AFTER OUR EARLY MORNING MEETING AT CIA HEADQUARTERS, NED Mahoney and I were both detailed straight over to the FBI’s Counterterrorism Division, also in Langley. It’s housed in a secure building called Liberty Crossing, or LX1 for short.

The command center was a cavernous space with the soft lighting of a movie theater. But the volume was more like the floor of the New York Stock Exchange, and the tension was sky high.

Thousands of personnel had been dispatched to locations all over the city, and reps from every major agency had been assigned to this room, like me. Each area was marked with quickly made signs taped to the front of the desks—HOSTAGE AND RESCUE, MPD, CIA, MOBILE CTOC COMMUNICATIONS, and on it went.

Beyond the rail yard incident itself, we had a whole new element to deal with this morning. As of five a.m., Homeland Security had raised the terror threat level for Washington’s mass transit system from orange to red. All subway service, bus routes, and commuter trains were suspended until further notice.

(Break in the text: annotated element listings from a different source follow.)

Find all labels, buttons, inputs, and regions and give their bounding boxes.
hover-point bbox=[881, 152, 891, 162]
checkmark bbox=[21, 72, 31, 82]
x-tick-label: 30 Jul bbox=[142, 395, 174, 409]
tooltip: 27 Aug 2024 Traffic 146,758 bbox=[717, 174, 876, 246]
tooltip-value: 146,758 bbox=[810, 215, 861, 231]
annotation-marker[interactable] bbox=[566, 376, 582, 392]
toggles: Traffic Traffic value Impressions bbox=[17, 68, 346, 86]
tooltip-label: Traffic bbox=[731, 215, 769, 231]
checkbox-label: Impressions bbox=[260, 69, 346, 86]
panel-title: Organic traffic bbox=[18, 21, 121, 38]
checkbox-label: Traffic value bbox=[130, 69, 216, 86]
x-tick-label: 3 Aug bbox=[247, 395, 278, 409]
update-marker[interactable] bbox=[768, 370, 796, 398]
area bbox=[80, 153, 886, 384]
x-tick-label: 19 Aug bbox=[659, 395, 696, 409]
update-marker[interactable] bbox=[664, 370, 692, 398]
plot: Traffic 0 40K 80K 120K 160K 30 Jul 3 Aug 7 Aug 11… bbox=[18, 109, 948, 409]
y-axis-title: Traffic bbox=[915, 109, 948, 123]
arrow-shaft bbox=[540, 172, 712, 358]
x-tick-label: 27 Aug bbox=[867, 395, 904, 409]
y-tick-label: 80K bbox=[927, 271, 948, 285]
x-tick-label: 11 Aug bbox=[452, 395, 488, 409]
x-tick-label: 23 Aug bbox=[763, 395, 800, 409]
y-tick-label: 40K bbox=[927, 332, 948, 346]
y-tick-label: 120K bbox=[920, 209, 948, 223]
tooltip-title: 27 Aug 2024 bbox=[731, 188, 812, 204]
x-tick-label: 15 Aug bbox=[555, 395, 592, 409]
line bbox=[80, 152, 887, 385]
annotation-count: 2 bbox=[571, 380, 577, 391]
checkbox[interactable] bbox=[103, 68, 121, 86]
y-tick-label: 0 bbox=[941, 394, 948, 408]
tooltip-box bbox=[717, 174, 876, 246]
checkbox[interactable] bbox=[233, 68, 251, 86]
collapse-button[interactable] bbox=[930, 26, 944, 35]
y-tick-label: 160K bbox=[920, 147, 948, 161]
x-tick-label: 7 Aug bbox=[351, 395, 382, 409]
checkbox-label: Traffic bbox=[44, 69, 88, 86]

This was only the second time any sector had gone red since they established the alert system after 9/11. There was no soft-selling it to the locals anymore.

Reports were steadily coming in that people were starting to flee the city in noticeable numbers.

The story had gone fully national, too. CNN was up on several screens around the room, covering the shootings and transit shutdown to the exclusion of everything else. They had a live helicopter shot of the rail yard, crawling with TV crews.

You could see officers from the Explosive Ordnance Division in their bulky suits, climbing in and out of the subway cars, like something right out of The Hurt Locker. It was the kind of imagery news directors love, and law enforcement hates.

I took my seat next to Javier Crist, an MPD sergeant who worked at LX1 full-time. He had the computer-assisted 911 dispatch up on one of the screens in front of him, monitoring the distress and emergency calls that were pouring in from everywhere. Our job was to gather information from the field, report it to the room, and send back a constant stream of leads for MPD to run down.

“Welcome to Camp Hell” was all Crist got out before he had to take another call.

That was the extent of my orientation. My own phone was already ringing.

I slapped on a headset and got straight to work. This wasn’t what I had been hoping for, but at least it was something. I was on the inside now.